犯罪も、メンタルの安定をはかるための転移行動や転嫁行動と考えることができます。
人との距離感がわからない
私自身は「友達なんかいらない」と言われて育ち、友達との交流の中で人との距離感を学ぶという機会を失って大人になりました。
学校や職場でトラブルになることも多かったので、孤独でいるほうが楽だと思うように。
孤独のよくないところは、思い込みが悪い方にエスカレートした時に牽制してくれる存在がないということ。
自分で自分にブレーキをかけられるかどうかは、自己肯定感の有無にかかっていると私は思います。
【凶悪犯罪を減らすためにできること】

上記のことから、どんなにセンセーショナルな事件でも、根本的な原因は、幼少期に叶えられなかったほんのちょっとの承認欲求なのでは、ということがわかると思います。
ともすれば、凶悪犯罪を減らすためには、家庭内で子の愛着形成がきちんとできることは大前提で、それでも愛着形成がなされなかった人をフォローする仕組みが必要なのではと思います。

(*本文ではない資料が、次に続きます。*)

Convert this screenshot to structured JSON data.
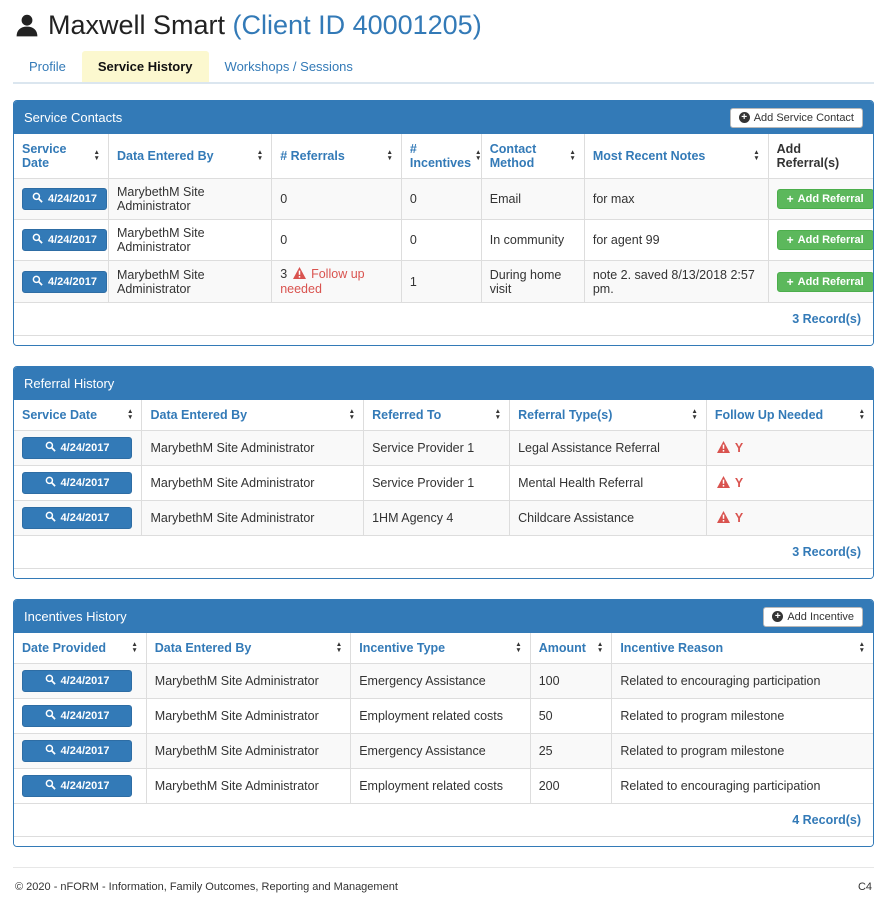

ただ、難しいのは、家庭はクローズな場所だし、私もそうだったように、愛着形成がなされなかったという自覚がないってこと。
だから、もっともっと心の問題が身近な関心ごとになるように、こういう話題を根気よく取り上げていくってことが大切だと思います。
また、多くの人が犯罪者にならずに済んでいるのは、親以外に認めてくれる人の存在があったからだとも思います。
おじいちゃん、おばあちゃん、親戚、近所の人、学校の先生、習い事の先生などなど……
ほんのちょっとの承認欲求の積み重ねが、最後の砦となって、メンタルを守ってくれるのだと思います。
些細なコミュニケーションでも、その子供の人生に影響するんだということは、頭に入れておきたいですね。
殺意のある人に殺人を実行させる方法は、誰もその人に話しかけないことだ
上の一文は、ある犯罪心理学者の言葉としてネットに掲載されていたもの。(誰の言葉なのかは不明。)
印象的な言葉だったので、最後にご紹介しておきます。